Il passe (par miracle) son examen d’avocat, mais n’exercera jamais, file dès que possible à Paris, où il retrouve ses amis peintres, vit avec eux à Barbizon et Grez-sur-Loing où, en 1877, il tombe fou amoureux d’une Californienne, mariée, de dix ans son aînée, mère de trois enfants, ancienne chercheuse d’or dans le Nevada : Fanny Osbourne. Il n’a jusque-là que peu écrit, rien qui lui permette de vivre même si certains critiques commencent à voir en lui l'annonciateur d’une littérature nouvelle, délivrée des modèles victoriens. Fanny Osbourne repartie en Californie en août 1878, il la rejoint un an plus tard et l’épouse après son divorce, en mai 1880.
Dès son retour, lui qui n’avait jamais réussi à écrire un roman, publie chef-d’oeuvre sur chef-d’oeuvre, malgré un état de santé défaillant : L’Ile au Trésor, Docteur Jekyll et Mr Hyde qui vont le rendre mondialement célèbre. Souffrant d’emphysème pulmonaire (et non de tuberculose comme il le croit), il passera les dix années suivantes en Europe, de lieu de cure en lieu de cure. La mort de son père en mai 1887, avec lequel il était pourtant réconcilié, est comme une délivrance : il quitte l’Europe avec Fanny et Lloyd, son fils.

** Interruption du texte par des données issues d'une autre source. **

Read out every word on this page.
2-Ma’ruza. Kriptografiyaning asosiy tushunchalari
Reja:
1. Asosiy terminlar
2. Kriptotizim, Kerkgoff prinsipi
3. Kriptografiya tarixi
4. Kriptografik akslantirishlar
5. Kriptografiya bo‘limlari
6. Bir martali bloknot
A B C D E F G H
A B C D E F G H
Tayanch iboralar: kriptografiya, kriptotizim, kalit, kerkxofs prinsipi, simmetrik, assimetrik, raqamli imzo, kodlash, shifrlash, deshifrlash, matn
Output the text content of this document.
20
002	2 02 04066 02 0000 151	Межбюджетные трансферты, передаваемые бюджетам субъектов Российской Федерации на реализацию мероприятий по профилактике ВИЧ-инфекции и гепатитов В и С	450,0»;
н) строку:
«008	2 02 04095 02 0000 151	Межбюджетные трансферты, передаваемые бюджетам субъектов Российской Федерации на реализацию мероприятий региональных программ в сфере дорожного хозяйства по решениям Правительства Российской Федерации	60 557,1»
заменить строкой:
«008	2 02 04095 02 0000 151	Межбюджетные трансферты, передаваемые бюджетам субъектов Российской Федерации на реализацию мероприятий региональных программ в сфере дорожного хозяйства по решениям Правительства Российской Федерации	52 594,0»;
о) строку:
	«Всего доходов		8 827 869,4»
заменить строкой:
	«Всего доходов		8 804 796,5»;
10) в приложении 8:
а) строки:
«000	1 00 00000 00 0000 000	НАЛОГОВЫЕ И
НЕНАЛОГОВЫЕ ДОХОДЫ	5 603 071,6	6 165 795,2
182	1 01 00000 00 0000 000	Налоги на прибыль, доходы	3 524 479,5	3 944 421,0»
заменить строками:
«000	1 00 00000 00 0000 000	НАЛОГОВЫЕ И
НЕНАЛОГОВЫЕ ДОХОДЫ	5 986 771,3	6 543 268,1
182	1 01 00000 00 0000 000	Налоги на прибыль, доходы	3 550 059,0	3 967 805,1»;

Il passe l’hiver 1887-1888 au lac Saranac, dans les Adirondacks (État de New York) où il commence Le maître de Ballantrae, puis, à la suite de la proposition d’un agent littéraire, s’embarque avec Fanny sur une goélette, le Casco, pour une croisière des plus risquée dans les mers du Sud. Hawaï, les Marquises, Tahiti, l’Australie, l’archipel des Gilbert, et les Samoa occidentales en 18 mois ! Jamais Stevenson ne s’est senti en meilleure santé : il revit. D’autant plus qu’il lui semble découvrir un nouveau monde, fascinant, menacé de disparaître sous les coups de « L’Occident sans merci » : il va être de ceux, avec Gauguin, qui y verront un ressourcement possible pour l’art du XXe siècle.
Il choisit en 1889 de s’installer dans les Samoa, sur l’île d’Upolu, dans la propriété de Vailima où il continue d’écrire des oeuvres de plus en plus audacieuses, déroutantes, sur les mers du Sud. Quand il meurt d’une congestion cérébrale le 3 décembre 1894, toute la population unit ses efforts pour tracer dans la jungle une piste permettant d’atteindre le sommet du mont Vaea, où il désirait être enterré.